The electoral bond scheme was not perfect but was better than a “completely imperfect” system, Union Finance Minister Nirmala Sitharaman said on Friday, according to India Today.

The finance minister also said the narrative that companies donated funds to the Bharatiya Janata Party to avoid action by central agencies in corruption cases was just an assumption.

"What if the companies gave the money, and after that, we still went and knocked at their doors through the Enforcement Directorate?” Sitharaman asked. “…The second assumption in that itself is, are you sure they gave it to the BJP? They probably gave it to the regional parties.”

While the Election Commission published details about electoral bonds on its website on Thursday, the data did not mention the serial numbers of the bonds, which would have allowed for matching the entities that donated funds with the political parties that received them. The poll panel said it uploaded data that the State Bank of India submitted to it on March 12 on an “as is where is basis”.

On Friday, the Supreme Court verbally observed that the State Bank of India must disclose these serial numbers. On February 15, the court struck down the electoral bonds scheme as unconstitutional, and said they could lead to quid pro quo arrangements between donors and political parties.

However, the finance minister claimed that electoral bonds were introduced with the rationale that at least one aspect of political funding would be cleaner.

“Let us recall what my predecessor [former Finance Minister Arun Jaitley] said when he brought this electoral bonds scheme,” the Bharatiya Janata Party leader said at the India Today Conclave. “He had said ‘this is better than the previous systems as the money is going from accounts to party's account’.”

Electoral bonds were monetary instruments that citizens or corporate groups could buy from the State Bank of India and give to a political party, which could then redeem them.

The entire process was anonymous since buyers were not required to declare their purchase of these interest-free bonds and political parties did not need to show the source of the money. However, the Centre could access information about these donors as it controls the State Bank of India.

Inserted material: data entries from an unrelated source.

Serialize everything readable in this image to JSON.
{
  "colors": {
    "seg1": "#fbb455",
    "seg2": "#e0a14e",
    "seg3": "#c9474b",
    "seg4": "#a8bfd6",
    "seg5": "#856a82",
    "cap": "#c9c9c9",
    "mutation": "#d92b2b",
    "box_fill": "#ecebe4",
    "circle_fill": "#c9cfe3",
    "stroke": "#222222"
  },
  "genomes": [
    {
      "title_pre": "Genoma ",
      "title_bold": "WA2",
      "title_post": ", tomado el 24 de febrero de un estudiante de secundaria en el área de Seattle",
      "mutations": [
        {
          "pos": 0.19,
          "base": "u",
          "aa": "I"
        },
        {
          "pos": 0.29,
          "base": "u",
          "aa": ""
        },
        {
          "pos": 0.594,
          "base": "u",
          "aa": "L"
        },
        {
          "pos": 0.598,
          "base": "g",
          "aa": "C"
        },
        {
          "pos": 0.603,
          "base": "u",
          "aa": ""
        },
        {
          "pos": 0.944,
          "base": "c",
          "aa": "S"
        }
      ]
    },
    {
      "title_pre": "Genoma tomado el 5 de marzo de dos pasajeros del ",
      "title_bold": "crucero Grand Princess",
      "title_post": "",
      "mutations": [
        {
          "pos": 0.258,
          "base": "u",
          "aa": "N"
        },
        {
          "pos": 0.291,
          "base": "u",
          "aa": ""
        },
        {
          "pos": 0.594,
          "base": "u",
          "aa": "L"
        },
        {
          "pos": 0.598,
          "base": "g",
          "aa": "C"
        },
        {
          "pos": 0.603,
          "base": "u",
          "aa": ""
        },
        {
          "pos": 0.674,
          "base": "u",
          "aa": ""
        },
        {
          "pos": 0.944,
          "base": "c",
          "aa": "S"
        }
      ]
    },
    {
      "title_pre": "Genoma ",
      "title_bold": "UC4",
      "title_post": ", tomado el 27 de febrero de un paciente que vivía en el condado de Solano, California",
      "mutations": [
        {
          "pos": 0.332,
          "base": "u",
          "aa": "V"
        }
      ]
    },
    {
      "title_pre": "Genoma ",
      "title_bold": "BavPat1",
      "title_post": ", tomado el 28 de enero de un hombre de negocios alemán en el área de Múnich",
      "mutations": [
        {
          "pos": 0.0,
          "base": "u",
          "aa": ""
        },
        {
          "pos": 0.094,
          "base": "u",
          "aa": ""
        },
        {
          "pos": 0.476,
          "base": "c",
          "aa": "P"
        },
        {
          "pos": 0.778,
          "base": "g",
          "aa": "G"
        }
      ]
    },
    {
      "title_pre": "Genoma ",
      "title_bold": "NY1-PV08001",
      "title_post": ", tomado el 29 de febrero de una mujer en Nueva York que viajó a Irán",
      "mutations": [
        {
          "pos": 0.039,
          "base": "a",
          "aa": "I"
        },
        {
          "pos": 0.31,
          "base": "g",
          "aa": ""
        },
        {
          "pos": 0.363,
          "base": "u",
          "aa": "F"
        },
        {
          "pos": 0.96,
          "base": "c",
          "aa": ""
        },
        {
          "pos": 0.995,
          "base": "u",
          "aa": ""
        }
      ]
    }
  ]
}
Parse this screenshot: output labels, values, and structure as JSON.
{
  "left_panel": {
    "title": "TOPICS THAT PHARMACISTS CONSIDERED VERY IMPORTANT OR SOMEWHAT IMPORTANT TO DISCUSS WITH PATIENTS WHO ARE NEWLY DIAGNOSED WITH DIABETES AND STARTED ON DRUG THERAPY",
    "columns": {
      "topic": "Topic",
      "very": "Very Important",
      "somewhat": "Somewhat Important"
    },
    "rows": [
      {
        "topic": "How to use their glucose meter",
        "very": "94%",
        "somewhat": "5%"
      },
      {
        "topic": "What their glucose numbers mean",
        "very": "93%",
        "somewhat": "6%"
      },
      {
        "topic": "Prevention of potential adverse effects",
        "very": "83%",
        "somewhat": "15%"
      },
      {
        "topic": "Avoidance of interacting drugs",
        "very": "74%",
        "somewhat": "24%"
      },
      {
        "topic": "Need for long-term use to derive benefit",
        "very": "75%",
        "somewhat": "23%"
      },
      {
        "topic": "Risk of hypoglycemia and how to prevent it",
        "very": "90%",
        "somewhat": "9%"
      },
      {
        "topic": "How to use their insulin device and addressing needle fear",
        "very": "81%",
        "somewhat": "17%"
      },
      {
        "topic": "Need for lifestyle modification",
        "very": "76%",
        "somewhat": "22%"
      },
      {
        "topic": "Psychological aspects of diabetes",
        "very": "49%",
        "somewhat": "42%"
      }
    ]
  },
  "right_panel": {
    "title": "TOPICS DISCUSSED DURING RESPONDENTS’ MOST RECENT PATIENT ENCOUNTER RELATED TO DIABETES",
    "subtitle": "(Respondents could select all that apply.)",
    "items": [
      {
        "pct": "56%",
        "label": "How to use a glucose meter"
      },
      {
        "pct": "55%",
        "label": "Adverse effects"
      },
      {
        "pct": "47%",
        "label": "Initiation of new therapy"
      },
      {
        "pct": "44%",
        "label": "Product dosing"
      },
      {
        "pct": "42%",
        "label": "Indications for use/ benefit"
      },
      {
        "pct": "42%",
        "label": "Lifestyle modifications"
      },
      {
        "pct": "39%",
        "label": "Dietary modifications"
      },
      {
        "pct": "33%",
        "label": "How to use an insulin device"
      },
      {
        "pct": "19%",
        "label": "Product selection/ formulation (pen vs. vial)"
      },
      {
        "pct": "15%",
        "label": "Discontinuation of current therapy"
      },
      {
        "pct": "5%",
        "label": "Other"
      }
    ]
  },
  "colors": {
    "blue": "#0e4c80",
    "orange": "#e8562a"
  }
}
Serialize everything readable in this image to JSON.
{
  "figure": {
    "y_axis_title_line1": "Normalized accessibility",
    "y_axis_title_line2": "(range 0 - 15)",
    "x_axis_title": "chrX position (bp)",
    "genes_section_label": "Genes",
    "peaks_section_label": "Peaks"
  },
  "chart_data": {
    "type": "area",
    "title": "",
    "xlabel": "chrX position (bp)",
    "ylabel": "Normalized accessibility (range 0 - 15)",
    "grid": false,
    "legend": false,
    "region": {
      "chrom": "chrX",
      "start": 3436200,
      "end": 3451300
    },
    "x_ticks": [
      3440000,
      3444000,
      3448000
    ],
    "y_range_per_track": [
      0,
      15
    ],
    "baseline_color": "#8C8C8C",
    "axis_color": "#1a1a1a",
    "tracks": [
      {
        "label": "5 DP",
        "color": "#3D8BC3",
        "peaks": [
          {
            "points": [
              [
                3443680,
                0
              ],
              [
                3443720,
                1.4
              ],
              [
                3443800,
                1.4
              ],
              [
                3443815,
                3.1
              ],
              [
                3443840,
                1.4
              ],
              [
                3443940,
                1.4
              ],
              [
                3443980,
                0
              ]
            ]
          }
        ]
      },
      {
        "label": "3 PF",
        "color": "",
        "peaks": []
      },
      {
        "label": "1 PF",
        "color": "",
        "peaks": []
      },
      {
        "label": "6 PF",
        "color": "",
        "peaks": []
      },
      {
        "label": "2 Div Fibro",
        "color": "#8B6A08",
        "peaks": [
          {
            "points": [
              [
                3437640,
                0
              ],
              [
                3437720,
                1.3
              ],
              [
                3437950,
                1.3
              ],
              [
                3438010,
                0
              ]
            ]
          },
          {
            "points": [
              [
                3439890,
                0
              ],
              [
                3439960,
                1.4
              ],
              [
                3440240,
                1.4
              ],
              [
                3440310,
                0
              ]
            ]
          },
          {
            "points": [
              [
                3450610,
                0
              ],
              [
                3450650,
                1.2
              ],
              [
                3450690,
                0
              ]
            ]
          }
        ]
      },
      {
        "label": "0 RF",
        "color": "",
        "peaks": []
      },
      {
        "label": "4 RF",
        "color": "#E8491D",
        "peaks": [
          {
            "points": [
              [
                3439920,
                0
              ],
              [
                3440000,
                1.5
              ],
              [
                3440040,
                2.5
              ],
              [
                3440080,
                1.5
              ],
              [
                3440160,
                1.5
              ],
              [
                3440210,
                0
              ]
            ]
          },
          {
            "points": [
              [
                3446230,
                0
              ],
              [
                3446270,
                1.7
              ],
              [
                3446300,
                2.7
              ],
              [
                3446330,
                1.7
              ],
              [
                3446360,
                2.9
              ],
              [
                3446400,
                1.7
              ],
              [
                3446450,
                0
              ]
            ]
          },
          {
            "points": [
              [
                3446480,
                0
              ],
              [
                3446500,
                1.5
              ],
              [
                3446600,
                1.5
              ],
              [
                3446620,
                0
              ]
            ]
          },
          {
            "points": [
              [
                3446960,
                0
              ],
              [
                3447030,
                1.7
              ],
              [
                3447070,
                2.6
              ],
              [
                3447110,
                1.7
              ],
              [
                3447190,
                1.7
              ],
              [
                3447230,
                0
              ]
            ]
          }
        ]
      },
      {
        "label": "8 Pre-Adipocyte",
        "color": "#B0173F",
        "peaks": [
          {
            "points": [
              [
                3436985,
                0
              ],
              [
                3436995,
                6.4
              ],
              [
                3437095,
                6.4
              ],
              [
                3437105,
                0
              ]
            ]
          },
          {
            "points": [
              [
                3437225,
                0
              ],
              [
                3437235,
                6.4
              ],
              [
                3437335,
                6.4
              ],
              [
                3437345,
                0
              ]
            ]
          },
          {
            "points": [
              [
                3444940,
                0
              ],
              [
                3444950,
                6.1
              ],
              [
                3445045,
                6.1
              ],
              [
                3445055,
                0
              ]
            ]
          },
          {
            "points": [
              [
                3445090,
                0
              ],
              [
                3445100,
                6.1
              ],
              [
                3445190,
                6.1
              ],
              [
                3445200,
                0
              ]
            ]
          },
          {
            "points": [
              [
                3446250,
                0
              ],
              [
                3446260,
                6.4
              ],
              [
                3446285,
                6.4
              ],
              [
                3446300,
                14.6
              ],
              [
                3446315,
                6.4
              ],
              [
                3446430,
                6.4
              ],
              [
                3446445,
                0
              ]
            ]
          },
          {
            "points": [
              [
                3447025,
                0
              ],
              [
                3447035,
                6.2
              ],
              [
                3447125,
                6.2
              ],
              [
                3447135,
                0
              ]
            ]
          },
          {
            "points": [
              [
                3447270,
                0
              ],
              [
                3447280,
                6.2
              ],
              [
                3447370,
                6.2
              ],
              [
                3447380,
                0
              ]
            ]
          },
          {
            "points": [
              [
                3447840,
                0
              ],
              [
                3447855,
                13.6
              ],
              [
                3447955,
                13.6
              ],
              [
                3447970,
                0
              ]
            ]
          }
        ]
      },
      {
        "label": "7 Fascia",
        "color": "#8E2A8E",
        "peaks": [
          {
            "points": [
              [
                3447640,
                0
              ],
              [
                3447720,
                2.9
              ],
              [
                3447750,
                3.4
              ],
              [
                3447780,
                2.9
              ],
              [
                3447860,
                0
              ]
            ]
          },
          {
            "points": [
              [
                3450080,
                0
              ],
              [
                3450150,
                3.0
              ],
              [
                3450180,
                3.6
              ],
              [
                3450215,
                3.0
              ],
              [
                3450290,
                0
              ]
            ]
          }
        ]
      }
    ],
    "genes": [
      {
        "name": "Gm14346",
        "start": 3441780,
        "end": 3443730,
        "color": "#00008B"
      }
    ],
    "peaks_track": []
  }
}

Electoral bond case in Supreme Court

The Supreme Court had on February 15 directed the State Bank of India to issue details of the political parties that received electoral bonds from April 12, 2019, and submit them to the Election Commission by March 6.

On March 4, the government-owned bank sought an extension till June 30 from the court to provide the information to the Election Commission.

The top court on Monday dismissed the bank’s plea and directed it to disclose the details of the electoral bonds to the Election Commission by March 12.

On Wednesday, the bank in an affidavit to the top court said it had furnished the names of purchasers of electoral bonds between April 2019 and February 15, 2024, to the Election Commission.

A total of 22,217 electoral bonds were purchased and 22,030 were redeemed by political parties between April 1, 2019, and February 15, 2024, the affidavit said.